Sez. 6 – 3, n. 22598 del 25/09/2018: in seguito alla riformulazione dell’art. 360 c.p.c., comma 1, n. 5, disposta dal D.L. n. 83 del 2012, art. 54 conv., con modif., dalla L. n. 134 del 2012, non è più deducibile quale vizio di legittimità il semplice difetto di sufficienza della motivazione, ma i provvedimenti giudiziari non si sottraggono all’obbligo di motivazione previsto in via generale dall’art. 111 Cost., comma 6, e, nel processo civile, dall’art. 132 c.p.c., comma 2, n. 4. Tale obbligo è violato qualora la motivazione sia totalmente mancante o meramente apparente, ovvero essa risulti del tutto inidonea ad assolvere alla funzione specifica di esplicitare le ragioni della decisione – per essere afflitta da un contrasto irriducibile tra affermazioni inconciliabili oppure perchè perplessa ed obiettivamente incomprensibile – e, in tal caso, si concreta una nullità processuale deducibile in sede di legittimità ai sensi dell’art. 360 c.p.c., comma 1, n. 4. In senso conforme Cass. n. 23940 del 2017);

pertanto, va dichiarata l’inammissibilità del ricorso, con conseguente condanna della parte rimasta soccombente al pagamento delle relative spese, liquidate come da seguente dispositivo;

sussistono, quindi, anche i presupposti processuali di cui al D.P.R. 30 maggio 2002, n. 115, art. 13, comma 1 quater, atteso l’esito interamente negativo della qui proposta impugnazione.

P.Q.M.

la Corte dichiara INAMMISSIBILE il ricorso.
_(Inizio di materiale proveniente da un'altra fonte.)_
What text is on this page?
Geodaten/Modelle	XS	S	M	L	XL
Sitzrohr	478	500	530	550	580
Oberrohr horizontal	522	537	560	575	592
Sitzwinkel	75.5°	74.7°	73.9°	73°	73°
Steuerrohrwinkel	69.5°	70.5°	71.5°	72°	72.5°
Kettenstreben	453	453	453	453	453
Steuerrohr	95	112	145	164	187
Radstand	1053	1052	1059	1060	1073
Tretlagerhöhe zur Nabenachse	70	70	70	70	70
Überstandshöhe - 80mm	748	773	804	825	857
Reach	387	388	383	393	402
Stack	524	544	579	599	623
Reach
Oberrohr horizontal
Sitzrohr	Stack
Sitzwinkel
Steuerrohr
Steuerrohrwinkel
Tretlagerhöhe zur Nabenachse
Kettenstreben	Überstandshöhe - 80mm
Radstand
Condanna parte ricorrente al pagamento delle spese, che liquida in complessivi Euro =5000,00= (cinquemila/00) per compensi professionali ed in Euro =200,00= (duecento/00) per esborsi, oltre spese generali al 15%, i.v.a. e c.p.a. come per legge, con attribuzione all’avv. Roberto Rizzo, procuratore anticipatario costituito per il controricorrente. Ai sensi del D.P.R. n. 115 del 2002, art. 13, comma 1 quater, dà atto della sussistenza dei presupposti processuali per il versamento, da parte ricorrente, dell’ulteriore importo a titolo di contributo unificato, pari a quello, ove dovuto, per il ricorso, a norma dello stesso art. 13, comma 1 bis.

Così deciso in Roma, il 19 marzo 2019.